Question 2.8.1: Determine the shear force and bending moment at any section ...
Determine the shear force and bending moment at any section of the beam AB in Fig. 2.8-5(a).
By inspection (or successive application of the condition \sum{M=0} to B and A):
R_{A}=\frac{4}{6} P=0.67 P kN; R_{B}=\frac{2}{6} P=0.33 P kN
Consider a section a-a at distance x from support A.
For 0 < x < 2 m, the only force to the left of section a-a is R_{A} (0.67 P kN) and it acts upwards. Therefore according to the sign convention in Fig. 2.8-4(a)(which is a particular case of the general sign convention in Fig. 2.8-3) the shear force at section a-a is -0.67P kN.
For 2 m < x < 6 m, the resultant of the forces to the left of section a-a acts downwards and has a magnitude of (P — 0.67P) kN = 0.33P kN. Hence the shear force at section a-a is + 0.33P kN.

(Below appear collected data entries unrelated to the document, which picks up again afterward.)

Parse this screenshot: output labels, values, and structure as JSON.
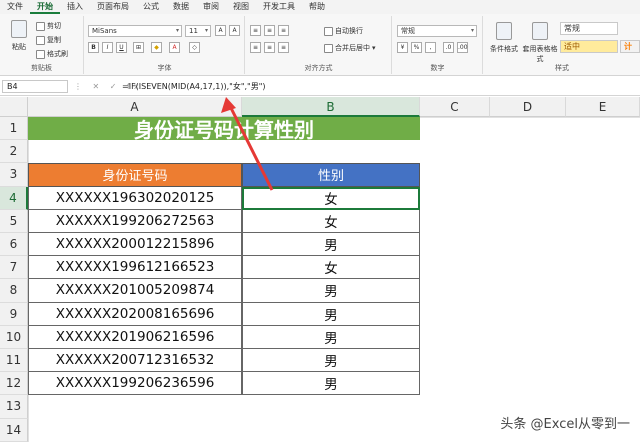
{
  "menu": [
    "文件",
    "开始",
    "插入",
    "页面布局",
    "公式",
    "数据",
    "审阅",
    "视图",
    "开发工具",
    "帮助"
  ],
  "active_menu_index": 1,
  "ribbon": {
    "clipboard": {
      "paste": "粘贴",
      "cut": "剪切",
      "copy": "复制",
      "format_painter": "格式刷",
      "label": "剪贴板"
    },
    "font": {
      "name": "MiSans",
      "size": "11",
      "label": "字体"
    },
    "align": {
      "wrap": "自动换行",
      "merge": "合并后居中",
      "label": "对齐方式"
    },
    "number": {
      "format": "常规",
      "label": "数字"
    },
    "styles": {
      "cond": "条件格式",
      "table": "套用表格格式",
      "normal": "常规",
      "medium": "适中",
      "calc": "计算",
      "label": "样式"
    }
  },
  "formula_bar": {
    "name_box": "B4",
    "icons": "⋮ ✕ ✓ fx",
    "formula": "=IF(ISEVEN(MID(A4,17,1)),\"女\",\"男\")"
  },
  "columns": [
    "A",
    "B",
    "C",
    "D",
    "E"
  ],
  "rows": [
    "1",
    "2",
    "3",
    "4",
    "5",
    "6",
    "7",
    "8",
    "9",
    "10",
    "11",
    "12",
    "13",
    "14"
  ],
  "sheet": {
    "title": "身份证号码计算性别",
    "header_a": "身份证号码",
    "header_b": "性别",
    "records": [
      {
        "id": "XXXXXX196302020125",
        "gender": "女"
      },
      {
        "id": "XXXXXX199206272563",
        "gender": "女"
      },
      {
        "id": "XXXXXX200012215896",
        "gender": "男"
      },
      {
        "id": "XXXXXX199612166523",
        "gender": "女"
      },
      {
        "id": "XXXXXX201005209874",
        "gender": "男"
      },
      {
        "id": "XXXXXX202008165696",
        "gender": "男"
      },
      {
        "id": "XXXXXX201906216596",
        "gender": "男"
      },
      {
        "id": "XXXXXX200712316532",
        "gender": "男"
      },
      {
        "id": "XXXXXX199206236596",
        "gender": "男"
      }
    ]
  },
  "watermark": "头条 @Excel从零到一",
  "colors": {
    "title_bg": "#70ad47",
    "header_a_bg": "#ed7d31",
    "header_b_bg": "#4472c4",
    "arrow": "#e53935",
    "accent": "#1c7a3a"
  }
}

The shear force at any section of the beam is as shown in the shear force diagram (often referred to as the SF diagram or the SFD) in Fig. 2.8-5(b). Note that, according to the above calculations, the shear forces at sections at A, C, and B (where x exactly equals 0, 2 m and 6 m respectively) are indeterminate. This is because of the theoretical assumption that the forces R_{A}, P, and R_{C} are each concentrated at one point. Such concentrated forces cannot occur in practice because they would immediately cut through the beam, since a concentrated force produces an infinitely large pressure at its point of application. In fact, so called concentrated forces are distributed over a small length of the beam, so that at section C, for example, the shear-force distribution would appear somewhat as shown by the dotted line in Fig. 2.8-5(b).
Next consider the bending moment at section a-a at x from A:
For 0 < x < 2 m, the moment is a ‘sagging’ moment of magnitude 0.67 Px kN m produced by the reaction R_{A}. Hence the bending moment at x from A is +0.67 Px kN m, i.e. the bending moment varies linearly from 0 for x = 0 at A to +1.33P kN m for x = 2 m at C.
For 2 m < x < 6 m, the resultant moment at the section is made up of a ‘sagging’ moment of 0.67 Px kN m due to R_{A} and a ‘hogging’ moment of P(x — 2) kN m,
i.e. the resultant sagging moment is
0.67Px- P(x – 2) = (2 – 0.33x)P kN
i.e. the bending moment varies linearly from +1.33P kN m for x = 2 m at C to 0 for x = 6 m at B. The bending moment diagram (often referred to as BM diagram or the BMD) is as shown in Fig. 2.8-5(c).
The reader should verify the shear force and bending moment diagrams in Figs 2.8-6 to Fig. 2.8-9 inclusive. The relationships shown in Fig. 4.18-1 in Chapter 4 will be found exceptionally valuable in facilitating both calculation and sketching.